Ex-10 Suppose (A X B) and (C X D) are disjoint. Let (x,y) be an arbitrary ordered pair of (A X B), it follows that $(x,y)\notin \left(CXD\right)$. So either $x\notin C$ or $y\notin D$. Since x,y are arbitrary, Thus either A and C are disjoint or B and D are disjoint.


Ex-11
(a) Let (x,y) be an ordered pair in ${\cup }_{i\in I}\left(A_{i}X{B}_i\right)$. Then there exists a particular $k\in I$ s.t. $(x,y)\in A_{k}X{B}_k$. It follows that $x\in A_k$ and $y\in B_k$. Since $x\in A_k$, so $x\in {\cup }_{i\in I}{A}_i$. Also since $y\in B_k$, so $y\in {\cup }_{i\in I}{B}_i$. So $(x,y)\in {\cup }_{i\in I}{A}_{i}X{\cup }_{i\in I}{B}_i$. Since x,y is arbitrary, so ${\cup }_{i\in I}\left(A_{i}X{B}_i\right)\subseteq {\cup }_{i\in I}{A}_{i}X{\cup }_{i\in I}{B}_i$

(b) Let (x,y) be an arbitrary ordered pair in ${\cup }_{p\in P}{C}_p$. Then there exists a particular ordered pair (l,m) in P s.t. $(x,y)\in C_{(l,m)}$. Since $C_{(l,m)}=A_{l}X{B}_m$, So $(x,y)\in A_{l}X{B}_m$. Then $x\in A_l$ and $y\in B_m$. Since $x\in A_l$, so $x\in {\cup }_{i\in I}{A}_i$. Also since $y\in B_m$, so $y\in {\cup }_{i\in I}{B}_i$. Thus $(x,y)\in {\cup }_{i\in I}{A}_{i}X{\cup }_{i\in I}{B}_i$. Since (x,y) is arbitrary, so ${\cup }_{p\in P}{C}_p\subseteq {\cup }_{i\in I}{A}_{i}X{\cup }_{i\in I}{B}_i$

Again, Let (x,y) be and arbitrary ordered pair in ${\cup }_{i\in I}{A}_{i}X{\cup }_{i\in I}{B}_i$. Then $x\in {\cup }_{i\in I}{A}_i$ and $y\in {\cup }_{i\in I}{B}_i$. Since $x\in {\cup }_{i\in I}{A}_i$, so there exists a particular $l\in I$ s.t. $x\in A_l$ and similarly there exists a particular $m\in I$ s.t. $y\in B_m$. So $(x,y)\in A_{l}X{B}_m$. Then $(x,y)\in C_{(l,m)}$. So $(x,y)\in {\cup }_{p\in P}{C}_p$. Since (x,y) is arbitrary, so ${\cup }_{i\in I}{A}_{i}X{\cup }_{i\in I}{B}_i\subseteq {\cup }_{p\in P}{C}_p$.

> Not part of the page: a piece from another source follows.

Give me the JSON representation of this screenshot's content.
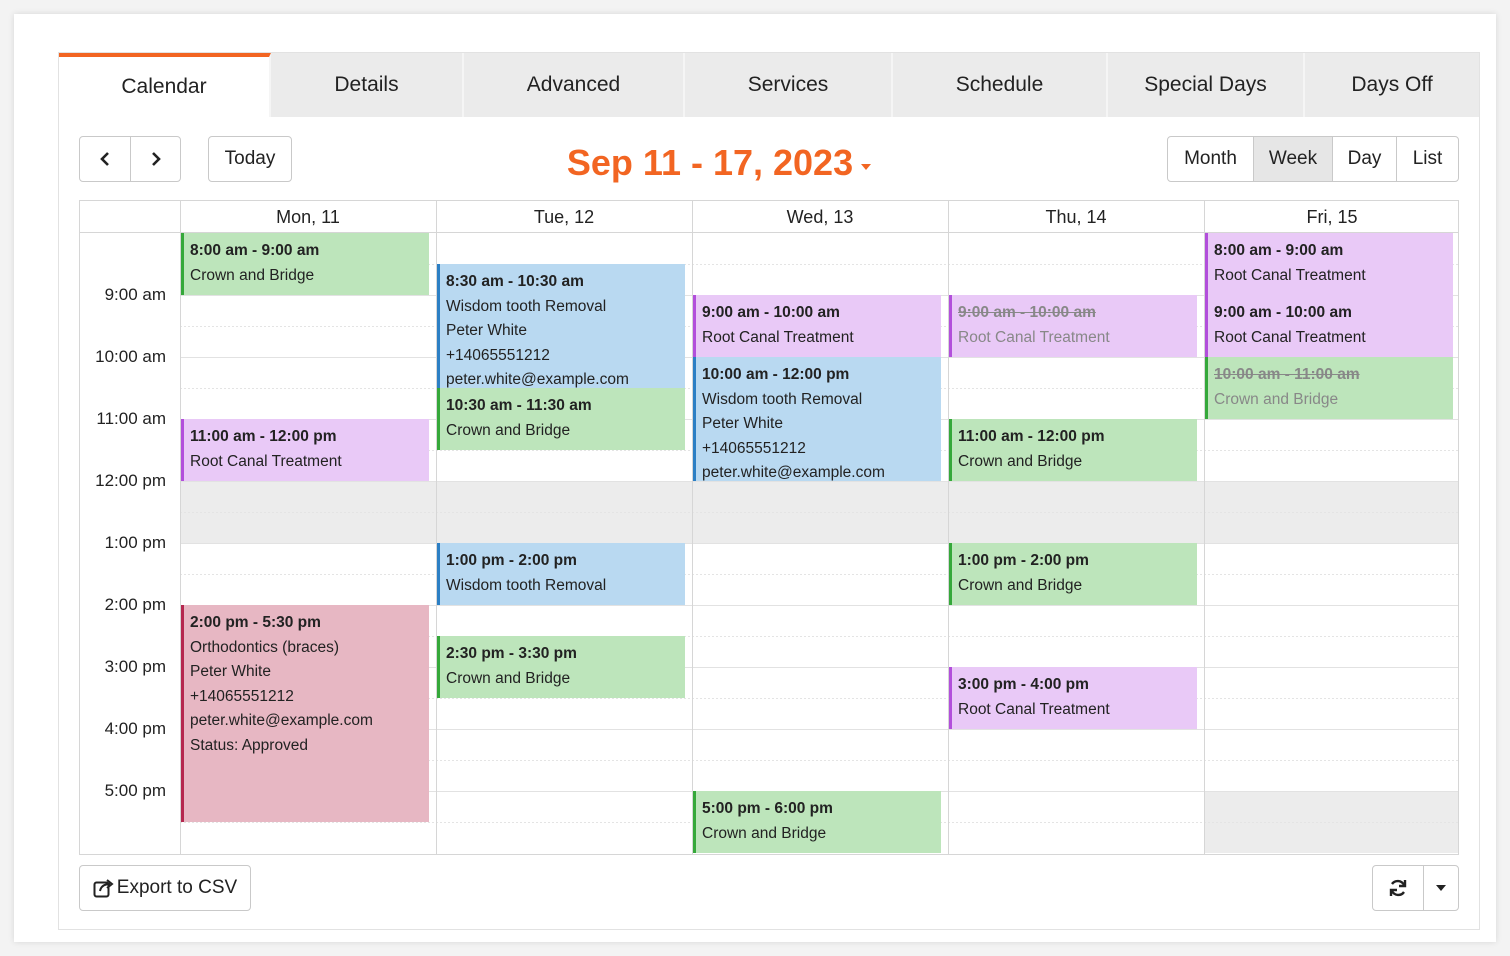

Thus ${\cup }_{p\in P}{C}_p$ = ${\cup }_{i\in I}{A}_{i}X{\cup }_{i\in I}{B}_i$


Ex-12 The proof and the theorem, both are incorrect. It starts with assuming elements in A and B. It is nowhere given that A and B, both are non-empty set.